Andy Holmes

Personal information
- Full name: Andrew John Holmes
- Date of birth: 7 January 1969 (age 57)
- Place of birth: Stoke-on-Trent, England
- Height: 6 ft 1 in (1.85 m)
- Position: Defender

Youth career
- 1984–1985: Parkway Clayton
- 1985–1987: Stoke City

Senior career*
- Years: Team / Apps / (Gls)
- 1987–1990: Stoke City / 8 / (0)
- 1990–1991: Doncaster Rovers / 11 / (0)
- Leek Town

= Andy Holmes (footballer) =

English footballer (born 1969)

Andrew John Holmes (born 7 January 1969) is an English former footballer who played in the Football League for Doncaster Rovers and Stoke City.

==Career==
Holmes was born in Stoke-on-Trent and played non-league football with Parkway Clayton before joining Stoke City in 1985. He spent two seasons in the reserves and made his professional debut against Shrewsbury Town in 1987–88. He made just two more appearances that season and failed to make one in 1988–89 before he was given his chance in December 1989 due to injuries.

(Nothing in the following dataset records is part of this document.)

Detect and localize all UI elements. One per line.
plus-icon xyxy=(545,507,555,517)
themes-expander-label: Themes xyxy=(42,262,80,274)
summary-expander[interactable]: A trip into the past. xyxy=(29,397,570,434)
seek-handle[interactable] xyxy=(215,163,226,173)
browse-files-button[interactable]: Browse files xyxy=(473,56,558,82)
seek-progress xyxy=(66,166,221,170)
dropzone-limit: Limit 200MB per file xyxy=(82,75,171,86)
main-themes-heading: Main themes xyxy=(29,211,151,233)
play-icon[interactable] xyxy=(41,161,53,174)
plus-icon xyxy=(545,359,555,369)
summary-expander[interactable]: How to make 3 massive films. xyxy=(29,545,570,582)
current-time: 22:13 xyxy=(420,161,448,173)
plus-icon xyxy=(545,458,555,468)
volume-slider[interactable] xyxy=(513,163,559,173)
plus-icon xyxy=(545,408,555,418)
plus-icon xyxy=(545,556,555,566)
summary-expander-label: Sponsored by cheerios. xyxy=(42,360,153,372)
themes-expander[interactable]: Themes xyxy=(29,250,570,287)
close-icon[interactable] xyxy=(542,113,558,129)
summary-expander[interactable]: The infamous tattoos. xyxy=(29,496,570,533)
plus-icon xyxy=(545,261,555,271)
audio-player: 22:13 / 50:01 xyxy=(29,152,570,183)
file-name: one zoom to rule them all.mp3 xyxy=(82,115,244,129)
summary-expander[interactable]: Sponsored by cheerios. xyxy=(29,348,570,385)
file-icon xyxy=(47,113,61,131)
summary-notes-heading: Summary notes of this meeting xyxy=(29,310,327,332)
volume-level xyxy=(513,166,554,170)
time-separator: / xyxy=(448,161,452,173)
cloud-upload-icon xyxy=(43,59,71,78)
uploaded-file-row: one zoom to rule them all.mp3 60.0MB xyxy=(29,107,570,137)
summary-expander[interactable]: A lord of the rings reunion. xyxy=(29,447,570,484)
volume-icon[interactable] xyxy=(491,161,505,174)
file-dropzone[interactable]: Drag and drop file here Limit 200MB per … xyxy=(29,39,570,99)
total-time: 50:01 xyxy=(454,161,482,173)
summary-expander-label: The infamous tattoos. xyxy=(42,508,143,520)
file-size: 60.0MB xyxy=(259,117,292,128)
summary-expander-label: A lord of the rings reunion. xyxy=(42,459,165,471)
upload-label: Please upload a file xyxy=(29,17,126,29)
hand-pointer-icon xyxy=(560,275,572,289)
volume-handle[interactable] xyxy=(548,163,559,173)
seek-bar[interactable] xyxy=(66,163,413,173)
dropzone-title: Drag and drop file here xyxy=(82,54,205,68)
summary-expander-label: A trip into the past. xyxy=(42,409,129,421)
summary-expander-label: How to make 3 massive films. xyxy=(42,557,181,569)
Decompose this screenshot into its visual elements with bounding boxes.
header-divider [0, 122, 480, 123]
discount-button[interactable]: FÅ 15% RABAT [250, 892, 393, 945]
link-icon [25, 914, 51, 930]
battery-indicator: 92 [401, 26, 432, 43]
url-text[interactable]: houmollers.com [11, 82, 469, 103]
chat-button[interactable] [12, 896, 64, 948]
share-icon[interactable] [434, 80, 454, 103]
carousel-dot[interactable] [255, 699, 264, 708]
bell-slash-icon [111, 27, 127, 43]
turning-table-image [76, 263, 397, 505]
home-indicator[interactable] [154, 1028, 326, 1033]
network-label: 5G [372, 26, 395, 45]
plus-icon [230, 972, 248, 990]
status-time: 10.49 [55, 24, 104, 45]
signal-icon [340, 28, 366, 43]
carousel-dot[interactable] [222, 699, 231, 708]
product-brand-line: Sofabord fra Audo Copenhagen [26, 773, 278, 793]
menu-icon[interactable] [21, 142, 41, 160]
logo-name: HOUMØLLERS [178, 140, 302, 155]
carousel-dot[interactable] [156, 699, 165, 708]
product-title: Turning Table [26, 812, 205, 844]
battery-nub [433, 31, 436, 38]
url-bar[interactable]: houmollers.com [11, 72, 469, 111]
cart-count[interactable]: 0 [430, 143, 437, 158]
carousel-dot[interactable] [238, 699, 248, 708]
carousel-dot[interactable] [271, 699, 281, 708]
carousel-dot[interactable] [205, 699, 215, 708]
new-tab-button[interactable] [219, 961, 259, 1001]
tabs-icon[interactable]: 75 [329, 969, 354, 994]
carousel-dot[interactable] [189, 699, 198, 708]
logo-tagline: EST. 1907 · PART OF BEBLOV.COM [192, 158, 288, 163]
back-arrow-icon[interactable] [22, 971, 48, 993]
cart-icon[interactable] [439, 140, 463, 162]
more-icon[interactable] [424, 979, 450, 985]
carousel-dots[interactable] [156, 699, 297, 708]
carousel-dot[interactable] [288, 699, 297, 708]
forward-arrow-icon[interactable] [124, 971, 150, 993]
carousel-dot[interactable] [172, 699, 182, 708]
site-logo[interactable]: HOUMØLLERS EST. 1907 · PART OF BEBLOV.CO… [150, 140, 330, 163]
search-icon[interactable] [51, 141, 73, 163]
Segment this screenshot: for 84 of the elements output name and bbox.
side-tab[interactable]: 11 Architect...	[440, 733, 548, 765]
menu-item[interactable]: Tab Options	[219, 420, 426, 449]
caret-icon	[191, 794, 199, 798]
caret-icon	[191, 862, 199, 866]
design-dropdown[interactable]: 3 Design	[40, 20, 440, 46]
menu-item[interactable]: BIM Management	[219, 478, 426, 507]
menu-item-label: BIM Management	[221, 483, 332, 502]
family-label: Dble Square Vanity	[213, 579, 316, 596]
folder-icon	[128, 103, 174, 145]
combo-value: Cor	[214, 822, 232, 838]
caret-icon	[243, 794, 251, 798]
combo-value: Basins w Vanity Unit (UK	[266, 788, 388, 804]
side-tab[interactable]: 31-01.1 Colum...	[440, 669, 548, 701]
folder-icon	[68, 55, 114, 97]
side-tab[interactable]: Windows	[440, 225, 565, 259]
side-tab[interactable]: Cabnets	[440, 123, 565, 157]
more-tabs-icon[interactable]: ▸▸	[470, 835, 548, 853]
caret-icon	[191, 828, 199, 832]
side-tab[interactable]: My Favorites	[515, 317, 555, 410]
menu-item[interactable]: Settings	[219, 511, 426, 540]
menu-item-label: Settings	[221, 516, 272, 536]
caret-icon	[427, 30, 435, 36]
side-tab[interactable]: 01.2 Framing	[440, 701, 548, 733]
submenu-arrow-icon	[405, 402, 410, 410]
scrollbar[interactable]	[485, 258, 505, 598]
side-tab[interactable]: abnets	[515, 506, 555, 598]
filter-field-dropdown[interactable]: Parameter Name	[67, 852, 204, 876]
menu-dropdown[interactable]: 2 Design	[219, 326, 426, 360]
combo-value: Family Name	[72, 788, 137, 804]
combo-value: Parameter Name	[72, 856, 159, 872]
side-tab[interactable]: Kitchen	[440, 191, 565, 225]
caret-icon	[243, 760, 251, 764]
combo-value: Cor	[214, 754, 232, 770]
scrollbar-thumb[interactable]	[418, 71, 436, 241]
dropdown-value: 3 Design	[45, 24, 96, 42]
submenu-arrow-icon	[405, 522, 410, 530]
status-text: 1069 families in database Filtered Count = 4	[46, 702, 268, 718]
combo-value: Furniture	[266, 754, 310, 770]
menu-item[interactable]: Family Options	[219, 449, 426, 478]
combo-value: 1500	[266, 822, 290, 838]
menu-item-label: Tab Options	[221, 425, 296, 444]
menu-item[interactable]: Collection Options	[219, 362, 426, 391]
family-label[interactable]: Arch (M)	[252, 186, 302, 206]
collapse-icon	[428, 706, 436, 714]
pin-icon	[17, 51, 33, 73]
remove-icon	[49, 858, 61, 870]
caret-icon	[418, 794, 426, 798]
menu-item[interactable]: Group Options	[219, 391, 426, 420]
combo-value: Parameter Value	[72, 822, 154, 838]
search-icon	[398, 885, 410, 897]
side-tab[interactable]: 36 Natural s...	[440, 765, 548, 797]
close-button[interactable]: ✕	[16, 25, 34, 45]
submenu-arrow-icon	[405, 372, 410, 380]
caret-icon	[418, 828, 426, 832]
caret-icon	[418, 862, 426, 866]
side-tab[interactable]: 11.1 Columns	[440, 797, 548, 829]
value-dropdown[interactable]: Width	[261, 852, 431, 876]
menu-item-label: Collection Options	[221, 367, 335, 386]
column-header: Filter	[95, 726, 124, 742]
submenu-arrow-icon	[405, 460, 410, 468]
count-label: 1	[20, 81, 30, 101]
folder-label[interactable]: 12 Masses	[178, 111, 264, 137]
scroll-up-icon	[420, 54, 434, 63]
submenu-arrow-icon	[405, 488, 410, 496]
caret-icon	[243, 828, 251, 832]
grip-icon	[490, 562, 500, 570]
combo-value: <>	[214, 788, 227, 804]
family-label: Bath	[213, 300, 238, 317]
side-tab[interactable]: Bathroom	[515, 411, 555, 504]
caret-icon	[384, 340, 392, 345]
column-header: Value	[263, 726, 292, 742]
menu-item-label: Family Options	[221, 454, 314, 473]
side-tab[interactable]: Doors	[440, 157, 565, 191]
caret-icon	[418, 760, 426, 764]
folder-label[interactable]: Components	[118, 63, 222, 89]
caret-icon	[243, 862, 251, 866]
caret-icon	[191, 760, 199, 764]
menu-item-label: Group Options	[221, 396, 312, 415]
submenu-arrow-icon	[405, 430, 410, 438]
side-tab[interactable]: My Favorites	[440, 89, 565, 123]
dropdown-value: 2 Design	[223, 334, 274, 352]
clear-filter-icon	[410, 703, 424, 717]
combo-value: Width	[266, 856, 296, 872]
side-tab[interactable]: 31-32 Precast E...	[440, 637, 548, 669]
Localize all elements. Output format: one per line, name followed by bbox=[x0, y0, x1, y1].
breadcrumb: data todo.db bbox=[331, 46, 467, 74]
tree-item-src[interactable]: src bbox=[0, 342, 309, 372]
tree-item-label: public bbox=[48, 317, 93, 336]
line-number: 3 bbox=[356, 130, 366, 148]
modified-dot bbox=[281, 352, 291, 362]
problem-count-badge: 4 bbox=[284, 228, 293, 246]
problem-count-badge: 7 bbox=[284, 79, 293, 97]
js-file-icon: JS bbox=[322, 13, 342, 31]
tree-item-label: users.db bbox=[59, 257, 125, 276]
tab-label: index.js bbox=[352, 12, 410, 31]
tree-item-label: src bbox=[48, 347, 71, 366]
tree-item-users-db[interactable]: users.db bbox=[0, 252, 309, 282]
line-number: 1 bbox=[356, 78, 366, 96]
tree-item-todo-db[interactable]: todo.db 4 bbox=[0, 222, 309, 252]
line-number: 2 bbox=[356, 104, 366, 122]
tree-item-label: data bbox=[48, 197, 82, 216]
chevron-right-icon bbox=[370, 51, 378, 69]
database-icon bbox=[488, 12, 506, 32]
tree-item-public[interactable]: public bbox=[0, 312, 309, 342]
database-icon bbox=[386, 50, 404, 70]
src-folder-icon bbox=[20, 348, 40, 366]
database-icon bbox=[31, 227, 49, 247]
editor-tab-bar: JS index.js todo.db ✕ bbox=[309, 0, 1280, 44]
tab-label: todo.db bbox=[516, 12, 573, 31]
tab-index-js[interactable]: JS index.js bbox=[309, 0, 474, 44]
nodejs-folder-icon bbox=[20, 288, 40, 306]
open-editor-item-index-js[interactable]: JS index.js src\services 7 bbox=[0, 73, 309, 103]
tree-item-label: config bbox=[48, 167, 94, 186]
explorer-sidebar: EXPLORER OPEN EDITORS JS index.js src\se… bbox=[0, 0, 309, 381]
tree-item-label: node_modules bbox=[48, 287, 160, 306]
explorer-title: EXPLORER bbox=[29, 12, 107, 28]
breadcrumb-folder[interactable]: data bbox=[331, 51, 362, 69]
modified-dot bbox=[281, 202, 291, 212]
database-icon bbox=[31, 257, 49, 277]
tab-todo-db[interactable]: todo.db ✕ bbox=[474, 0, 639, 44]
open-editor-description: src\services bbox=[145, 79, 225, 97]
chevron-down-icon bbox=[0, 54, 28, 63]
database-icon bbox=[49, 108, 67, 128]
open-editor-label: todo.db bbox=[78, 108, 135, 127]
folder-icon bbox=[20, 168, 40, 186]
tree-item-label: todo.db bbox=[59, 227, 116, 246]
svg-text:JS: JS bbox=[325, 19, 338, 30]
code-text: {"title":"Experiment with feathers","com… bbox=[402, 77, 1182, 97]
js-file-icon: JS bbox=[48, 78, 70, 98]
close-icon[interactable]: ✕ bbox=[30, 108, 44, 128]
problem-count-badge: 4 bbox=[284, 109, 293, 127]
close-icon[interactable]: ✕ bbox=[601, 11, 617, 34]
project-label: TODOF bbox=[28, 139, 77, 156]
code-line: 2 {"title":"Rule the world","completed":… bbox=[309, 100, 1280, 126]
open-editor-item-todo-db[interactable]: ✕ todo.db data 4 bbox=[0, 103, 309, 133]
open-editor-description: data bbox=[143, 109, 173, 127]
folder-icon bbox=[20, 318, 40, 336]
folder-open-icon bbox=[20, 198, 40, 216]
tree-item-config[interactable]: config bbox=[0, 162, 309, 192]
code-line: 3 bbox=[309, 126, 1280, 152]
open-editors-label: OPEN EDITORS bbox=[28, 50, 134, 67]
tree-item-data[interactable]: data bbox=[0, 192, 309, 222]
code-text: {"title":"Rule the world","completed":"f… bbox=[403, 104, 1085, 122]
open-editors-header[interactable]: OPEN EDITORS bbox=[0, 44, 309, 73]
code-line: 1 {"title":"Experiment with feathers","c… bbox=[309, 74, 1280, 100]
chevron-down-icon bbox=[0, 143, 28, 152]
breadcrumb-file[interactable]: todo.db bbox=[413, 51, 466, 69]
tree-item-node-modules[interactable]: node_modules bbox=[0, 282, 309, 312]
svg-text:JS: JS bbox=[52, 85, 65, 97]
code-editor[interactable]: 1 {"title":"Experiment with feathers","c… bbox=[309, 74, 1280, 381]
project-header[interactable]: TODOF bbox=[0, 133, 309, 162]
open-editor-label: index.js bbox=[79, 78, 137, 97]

He played in nine matches at centre back in 1989–90 but his inexperience lead to him being dropped for Noel Blake and due to Stoke's relegation he left for Fourth Division Doncaster Rovers. He played 13 times for Doncaster leaving the club after his place was taken by Jack Ashurst.

==Career statistics==
Source:

| Club | Season | League |  |  | FA Cup |  | League Cup |  | Other^{[A]} |  | Total |  |
| Division | Apps | Goals | Apps | Goals | Apps | Goals | Apps | Goals | Apps | Goals |
| Stoke City | 1987–88 | Second Division | 2 | 0 | 0 | 0 | 0 | 0 | 1 | 0 | 3 | 0 |
| 1988–89 | Second Division | 0 | 0 | 0 | 0 | 0 | 0 | 0 | 0 | 0 | 0 |
| 1989–90 | Second Division | 6 | 0 | 1 | 0 | 0 | 0 | 1 | 0 | 8 | 0 |
| Doncaster Rovers | 1990–91 | Fourth Division | 11 | 0 | 0 | 0 | 2 | 0 | 0 | 0 | 13 | 0 |
| Career Total |  |  | 19 | 0 | 1 | 0 | 2 | 0 | 2 | 0 | 24 | 0 |

A. The "Other" column constitutes appearances and goals in the Full Members Cup, Football League Trophy.